Adding a ventilation system to your home can keep indoor air from turning stagnant and balance humidity levels.
How Indoor Air Quality Affects Your Health
Mold, pollen and pet dander are ordinary pollution sources in your home. Other sources include household cleaners and volatile organic compounds (VOCs).
VOCs can be emitted by products in your home, such as building materials, flooring or furniture. They can also be found in some air fresheners and scented candles. Increased VOCs can result in respiratory irritation, headaches and dizziness, among other symptoms.
Multiple scientific studies have discovered respiratory diseases, asthma and other health problems are connected to inferior indoor air quality. Allergies can also be aggravated by indoor air quality troubles.
10 Signs Your Home has Poor Indoor Air Quality
If your family has conditions that are bad at home and go away when you leave, you may be affected by indoor pollution. You should also talk to your doctor if you’re concerned about your health.
- Ongoing cold or flu symptoms. A sore throat or runny nose that never gets better could be linked to air quality. This is especially true if you feel better when you leave your home.
- Watery, itchy or dry eyes. Your eyes are sensitive to indoor pollution and may react by turning dry, itchy or watery.
- Exhaustion or feeling faint. Taking in chemical pollutants can have an influence on your energy levels.
- Recurring asthma attacks. Dust, pet dander, smoke and other triggers can be spread through the air or get caught in carpet.
- Coughing and sneezing. Allergies or colds can cause these symptoms, but they shouldn’t be worse at home.
- Too much dust despite weekly cleaning. You may need to upgrade your air filter or install a filtration system from Coastal Service Experts.

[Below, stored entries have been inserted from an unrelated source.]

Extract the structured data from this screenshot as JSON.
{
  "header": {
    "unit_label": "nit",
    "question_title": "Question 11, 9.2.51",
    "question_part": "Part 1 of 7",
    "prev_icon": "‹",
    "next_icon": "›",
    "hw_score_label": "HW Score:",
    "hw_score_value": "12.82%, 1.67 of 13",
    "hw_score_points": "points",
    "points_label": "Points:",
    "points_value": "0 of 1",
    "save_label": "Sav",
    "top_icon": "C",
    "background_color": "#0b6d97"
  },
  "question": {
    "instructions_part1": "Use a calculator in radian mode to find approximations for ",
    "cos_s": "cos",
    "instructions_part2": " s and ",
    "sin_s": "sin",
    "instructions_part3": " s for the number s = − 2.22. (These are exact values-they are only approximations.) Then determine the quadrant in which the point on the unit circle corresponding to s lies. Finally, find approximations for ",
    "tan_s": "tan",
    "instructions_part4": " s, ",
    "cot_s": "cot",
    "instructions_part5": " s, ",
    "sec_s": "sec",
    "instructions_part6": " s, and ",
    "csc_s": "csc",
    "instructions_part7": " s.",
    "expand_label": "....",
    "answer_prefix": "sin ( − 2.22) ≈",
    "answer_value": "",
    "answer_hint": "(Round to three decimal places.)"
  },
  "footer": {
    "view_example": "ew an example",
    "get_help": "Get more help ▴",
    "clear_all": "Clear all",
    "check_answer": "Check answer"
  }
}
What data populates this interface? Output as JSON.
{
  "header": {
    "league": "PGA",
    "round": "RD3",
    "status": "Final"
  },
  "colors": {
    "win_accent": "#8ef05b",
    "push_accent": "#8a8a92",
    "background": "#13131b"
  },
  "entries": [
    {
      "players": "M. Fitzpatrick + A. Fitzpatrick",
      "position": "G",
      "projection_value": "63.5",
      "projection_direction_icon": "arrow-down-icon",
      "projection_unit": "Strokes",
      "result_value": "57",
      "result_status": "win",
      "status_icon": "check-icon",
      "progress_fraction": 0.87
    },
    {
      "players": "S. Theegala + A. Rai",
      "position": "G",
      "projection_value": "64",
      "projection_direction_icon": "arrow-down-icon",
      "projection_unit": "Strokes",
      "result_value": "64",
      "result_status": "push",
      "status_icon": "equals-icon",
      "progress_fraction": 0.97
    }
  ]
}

- Humidity imbalances. Dryness can cause itchy eyes and worsen respiratory issues. Too much moisture can cause mold or mildew growth.
- Musty scents. Mold or mildew thrives when the humidity in your home is too high.
- Hot or cold spots. This can be tied to air quality, especially if your HVAC system is having issues regulating temperature and humidity.
- Nausea. This can be a reaction to the chemicals or pollutants in your home. It can also be a indication of high carbon monoxide levels. Ensure that you have a functional carbon monoxide detector in your home.